BEV-SLAM: Building a Globally-Consistent World Map Using Monocular Vision from IROS 2021. PDF. In this award-winning work, we approach instantaneous mapping (converting images to a top-down view of the world) as a translation problem. We show how a to map from images and video directly to an overhead map or bird’s-eye-view (BEV) of the world, in a single end-to-end network. Posing the problem as translation allows the robot to use the context of the image when interpreting the role of each pixel. We obtain state-of-the-art results for instantaneous mapping of three large-scale datasets.
SKILL-IL, Disentangling Skill and Knowledge in Multitask Imitation Learning from IROS 2022. PDF. Humans are able to transfer skills and knowledge. If we can cycle to work and drive to the store, we can also cycle to the store and drive to work. In this work, we give robots the same ability by introducing a new perspective for learning transferable content in multi-task imitation learning. We hypothesize the latent memory of a policy network can be disentangled into two partitions (Skill and Knowledge). These contain either the knowledge of the environmental context for the task or the generalizable skill needed to solve the task. Giving robots this ability allows us to outperform the state-of-the-art by 30%!
BEV-SLAM: Building a Globally-Consistent World Map Using Monocular Vision from IROS 2022. PDF. We introduce BEV-SLAM, a novel type of graph-based SLAM that aligns semantically-segmented Bird’s Eye View (BEV) predictions from monocular cameras.
AFT-VO: Asynchronous Fusion Transformers for Multi-View Visual Odometry Estimation from IROS 2022. PDF. We propose a novel transformer-based fusion module, AFT-VO, which combines asynchronous pose estimates, along with their confidences, into a unified pose estimate. We introduce a Discretiser, which allows our sensor fusion to merge asynchronous signals and and a Source Encoding techniques which enable the fusion of multiple signals without need of extrinsic calibration.

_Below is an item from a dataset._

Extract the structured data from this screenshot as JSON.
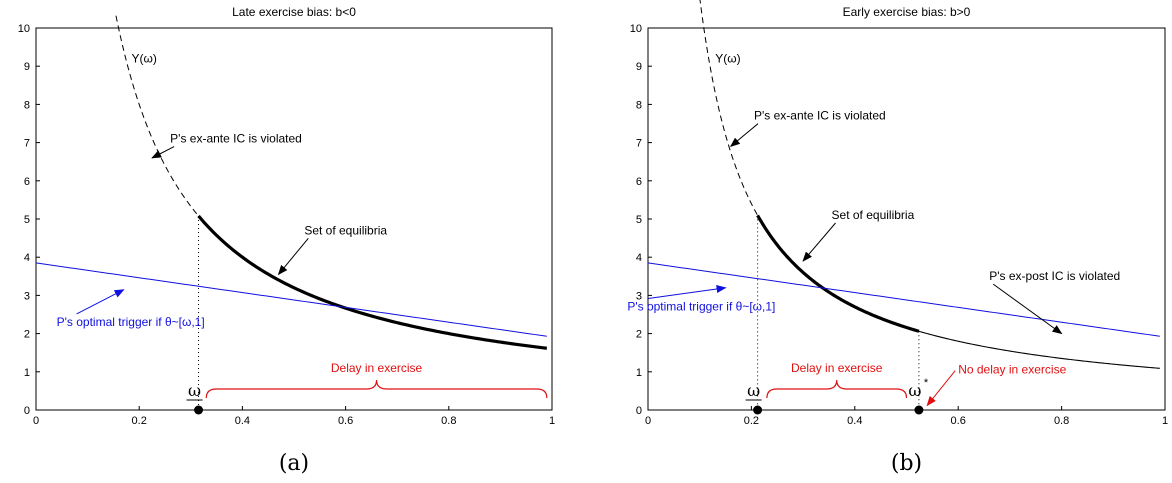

Improving Robot Localisation by Ignoring Visual Distraction from IROS 2021. PDF. Full Presentation. We introduce the idea of Neural Blindness, which gives an agent the ability to completely ignore objects or classes that are deemed distractors. We render a neural network completely incapable of representing specific chosen classes in its latent space, allowing and agent to focus on what is important for a given task, and demonstrate how this can be used to improve localisation.
MDN-VO: Estimating Visual Odometry with Confidence from IROS 2021. PDF. Full Presentation. We propose a deep learning-based VO model to efficiently estimate 6-DoF poses, as well as a confidence model for these estimates. We employ a Mixture Density Network (MDN) which estimates camera motion as a mixture of Gaussians, based on the extracted spatio-temporal representations.
Birds-Eye-View (BEV) from Monocular Images from ICRA 2021. PDF. We show how monocular images can be used to learn instantaneous Birds-Eye-View (BEV) estimation of a scene. We also show how a better state estimation of the world can be achieved by incorporating temporal information. Our model learns a representation from monocular video through factorised 3D convolutions and uses this to estimate a BEV occupancy grid of the final frame.
Reinforcement Learning for Navigation from ICRA 2021. PDF. We propose a new approach to navigation, where it is treated as a multi-task learning problem. This enables the robot to learn to behave differently in visual navigation tasks for different environments while also learning shared expertise across environments.
CNN-Based Markov Localisation and Odometry Propagation from ICRA 2021. PDF. We present a novel CNN-based localisation approach that can leverage modern deep learning hardware by implementing a grid-based Markov localisation approach directly on the GPU. We create a hybrid Convolutional Neural Network (CNN) that can perform image based localisation and odometry-based likelihood propagation within a single neural network.
SeDAR - Localisation without LiDAR from ICRA2018. PDF. How does a person work out their location using a floorplan? It is probably safe to say that we do not explicitly measure depths to every visible surface and try to match them against different pose estimates in the floorplan. And yet, this is exactly how most robotic scan-matching algorithms operate. Humans do the exact opposite. Instead of depth, we use high level semantic cues. In this work, we use this insight to present a global localisation approach that relies solely on the semantic labels present in the floorplan and extracted from RGB images.
Taking the Scenic Route to 3D from ICCV2017. PDF. We use live robots and simulated drones to demonstrate our Scenic Route Planner, which selects paths which maximise information gain, both in terms of total map coverage and reconstruction accuracy.
A project made by one of my students (Celyn Walters) allows control of a Baxter Robot using a VR headset, ROS and Unity.